It was a mixed bag for Carson City Little League teams on the opening night of the District 1 all-star tournament at Governors Field.
Carson's 9-10 year-old team scored two in each of the first two innings and rolled to a 9-3 win over South Tahoe.
In the 10-11 game, South Tahoe broke open a scoreless tie with eight third-inning runs en route to a 9-0 win over Carson.
Action continues tonight for the 9-10 team which takes on Reno Continental at 8 p.m. on Field 5. The 10-11 squad plays Friday a 8 on Field 2.
Coach Bob Stevens was happy with his team's play, especially the pitching of Vernon Painter, Dylan Roide, Tyler Stolfich and Diego Lopez who combined for a 3-hitter with 10 strikeouts.
"I'm happy overall," Stevens said. "With this age group you want to keep the ball under control which I thought we did except for one inning (the third).
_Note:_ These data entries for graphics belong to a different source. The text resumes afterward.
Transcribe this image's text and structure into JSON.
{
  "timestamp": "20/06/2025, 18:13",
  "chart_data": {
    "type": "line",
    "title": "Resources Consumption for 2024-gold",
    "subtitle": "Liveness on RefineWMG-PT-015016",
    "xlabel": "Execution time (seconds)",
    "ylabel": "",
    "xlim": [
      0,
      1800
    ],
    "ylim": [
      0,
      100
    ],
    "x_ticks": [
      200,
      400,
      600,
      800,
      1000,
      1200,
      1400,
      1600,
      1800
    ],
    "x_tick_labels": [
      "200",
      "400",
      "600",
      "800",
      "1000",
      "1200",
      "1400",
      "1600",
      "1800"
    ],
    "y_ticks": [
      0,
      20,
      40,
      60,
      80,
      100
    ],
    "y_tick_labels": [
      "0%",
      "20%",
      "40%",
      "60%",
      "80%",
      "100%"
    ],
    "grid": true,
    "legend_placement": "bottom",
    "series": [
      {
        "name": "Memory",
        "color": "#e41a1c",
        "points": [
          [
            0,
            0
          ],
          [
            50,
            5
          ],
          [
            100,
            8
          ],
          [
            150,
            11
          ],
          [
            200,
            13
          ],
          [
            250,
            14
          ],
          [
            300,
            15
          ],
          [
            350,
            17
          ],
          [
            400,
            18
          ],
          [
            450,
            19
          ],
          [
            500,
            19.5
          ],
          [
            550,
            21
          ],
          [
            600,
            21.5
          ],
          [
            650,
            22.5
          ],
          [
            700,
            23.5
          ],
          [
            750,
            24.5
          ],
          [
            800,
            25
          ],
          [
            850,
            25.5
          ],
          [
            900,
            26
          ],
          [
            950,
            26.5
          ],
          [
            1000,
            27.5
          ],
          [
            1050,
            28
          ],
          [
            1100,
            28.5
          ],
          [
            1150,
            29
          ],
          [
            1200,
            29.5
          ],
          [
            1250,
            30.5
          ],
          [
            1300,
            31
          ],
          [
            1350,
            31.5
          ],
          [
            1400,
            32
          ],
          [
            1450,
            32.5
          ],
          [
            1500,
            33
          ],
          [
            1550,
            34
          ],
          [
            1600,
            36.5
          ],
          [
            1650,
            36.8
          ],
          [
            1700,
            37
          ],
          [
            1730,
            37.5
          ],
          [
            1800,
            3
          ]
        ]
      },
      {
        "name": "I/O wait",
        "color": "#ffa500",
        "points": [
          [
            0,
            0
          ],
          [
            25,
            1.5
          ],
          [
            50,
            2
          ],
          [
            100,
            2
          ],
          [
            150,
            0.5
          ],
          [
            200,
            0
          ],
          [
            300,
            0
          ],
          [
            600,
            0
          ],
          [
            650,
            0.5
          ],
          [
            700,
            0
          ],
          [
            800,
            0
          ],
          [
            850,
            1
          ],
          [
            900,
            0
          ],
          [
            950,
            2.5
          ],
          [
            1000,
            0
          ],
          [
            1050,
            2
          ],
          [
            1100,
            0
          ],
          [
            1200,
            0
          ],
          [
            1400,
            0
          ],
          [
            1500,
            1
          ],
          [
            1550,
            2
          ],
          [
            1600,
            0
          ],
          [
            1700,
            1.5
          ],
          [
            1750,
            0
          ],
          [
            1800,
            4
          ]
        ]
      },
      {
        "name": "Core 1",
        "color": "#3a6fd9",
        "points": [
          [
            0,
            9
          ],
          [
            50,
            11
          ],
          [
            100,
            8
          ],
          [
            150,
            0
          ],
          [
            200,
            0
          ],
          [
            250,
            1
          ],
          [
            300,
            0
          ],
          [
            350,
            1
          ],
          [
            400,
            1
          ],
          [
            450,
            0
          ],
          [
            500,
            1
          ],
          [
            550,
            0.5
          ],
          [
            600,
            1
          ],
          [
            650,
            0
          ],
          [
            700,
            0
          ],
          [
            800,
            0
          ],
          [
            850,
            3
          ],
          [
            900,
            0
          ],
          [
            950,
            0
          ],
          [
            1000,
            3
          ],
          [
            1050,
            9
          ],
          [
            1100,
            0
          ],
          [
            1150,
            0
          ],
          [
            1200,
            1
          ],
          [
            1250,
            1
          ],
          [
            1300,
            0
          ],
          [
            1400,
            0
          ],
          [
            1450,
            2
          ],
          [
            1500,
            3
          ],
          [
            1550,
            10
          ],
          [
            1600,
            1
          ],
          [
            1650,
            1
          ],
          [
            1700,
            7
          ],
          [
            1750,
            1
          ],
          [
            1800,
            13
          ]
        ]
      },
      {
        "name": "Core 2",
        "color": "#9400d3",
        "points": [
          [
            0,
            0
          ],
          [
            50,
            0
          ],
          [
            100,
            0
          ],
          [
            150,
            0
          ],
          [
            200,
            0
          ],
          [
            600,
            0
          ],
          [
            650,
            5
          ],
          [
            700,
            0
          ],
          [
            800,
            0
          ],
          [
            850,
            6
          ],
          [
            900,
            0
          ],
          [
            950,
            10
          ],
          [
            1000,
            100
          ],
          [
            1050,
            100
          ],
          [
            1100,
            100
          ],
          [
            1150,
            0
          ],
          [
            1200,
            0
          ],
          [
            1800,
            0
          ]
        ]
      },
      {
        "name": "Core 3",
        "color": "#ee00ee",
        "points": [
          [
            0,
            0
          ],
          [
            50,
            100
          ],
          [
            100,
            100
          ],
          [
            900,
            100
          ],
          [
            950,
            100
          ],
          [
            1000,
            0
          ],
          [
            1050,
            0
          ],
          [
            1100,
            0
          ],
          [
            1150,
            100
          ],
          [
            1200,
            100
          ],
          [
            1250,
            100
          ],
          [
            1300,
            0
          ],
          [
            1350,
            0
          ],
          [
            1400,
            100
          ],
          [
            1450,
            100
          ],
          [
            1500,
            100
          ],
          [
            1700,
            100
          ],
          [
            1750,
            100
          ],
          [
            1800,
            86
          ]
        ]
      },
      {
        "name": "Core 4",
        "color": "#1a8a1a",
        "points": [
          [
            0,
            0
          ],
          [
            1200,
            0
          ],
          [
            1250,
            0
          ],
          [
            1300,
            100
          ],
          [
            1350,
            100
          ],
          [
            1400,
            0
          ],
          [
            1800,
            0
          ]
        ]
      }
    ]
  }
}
The last 4 or 5 days we've really tightened things up.
"We have good bats, and tonight we spread it around. That's how you win games. We have to have our 7, 8 and 9 hitters hitting the ball. As long as we're balanced we'll be tough."
Carson City had nine hits - two each by Jacob Pettay, Stolfich and Lopez. Painter, Roide and Zach Houghton had a hit apiece.
Carson took a 2-0 lead in the top of the first when Pettay singled and scored on a double by Stoflich, who came around to score on Painter's infield out.
After South Tahoe pushed across an unearned run in the first, Carson added two unearned runs in the second for a 4-1 lead.
Max Fontaine reached on an error and moved to third on a single by Lopez. Fontaine scored on an infield out by Justin Stevens, while Houghton delivered a run-scoring single.
South Tahoe pushed across another unearned run in the bottom of the second to slice the deficit to 4-2.
Houghton walked and came around to score on a passed ball. The locals had the bases loaded after that score with just one out, but Roide struck out and Fontaine rolled out.
Carson tacked on four more in the top of the sixth thanks to a single by Zander Smokey, a double by Stoflich, a walk to Painter, a double by Roide and two errors.
Tucker Cannon's sacrifice fly drove in Henry Vacakis, who had doubled, with South Tahoe's final run in the bottom of the sixth.
The 10-11 game was scoreless for the first 2 1/2 innings. but South Tahoe took control with its aforementioned eight-run inning.
"They played small ball, and we didn't do a good job of getting to the ball," coach Brett Clampitt said.
Zane Warkentin had three of Carson's six hits. Kahle Good, Blake Menzel and Garrett Clampitt added a hit each.
The closest Carson came to scoring was in the fourth when Good doubled to center, but was forced at second on Josh Buchan's one-hopper to centerfield. It was a bang-bang play. Warkentin followed with a liner to right field which appeared to have cleared the fence. However, the first-base umpire called it a ground-rule double. Buchan was sent back to third.
Teigen Key followed with a sharp grounder to the left side, and Buchan was thrown out at the plate for the second out. Garritt Benavides was caught looking at a third strike to end the inning with two runners on.
Clampitt thought the call on Warkentin's ball was critical.
"From a momentum standpoint it did (make a big difference)," Clampitt said. "That cost us a couple of runs and sapped the momentum out of us."
South Tahoe used three singles and an error to score their final run in the bottom of the fifth. Carson went out quietly in the sixth.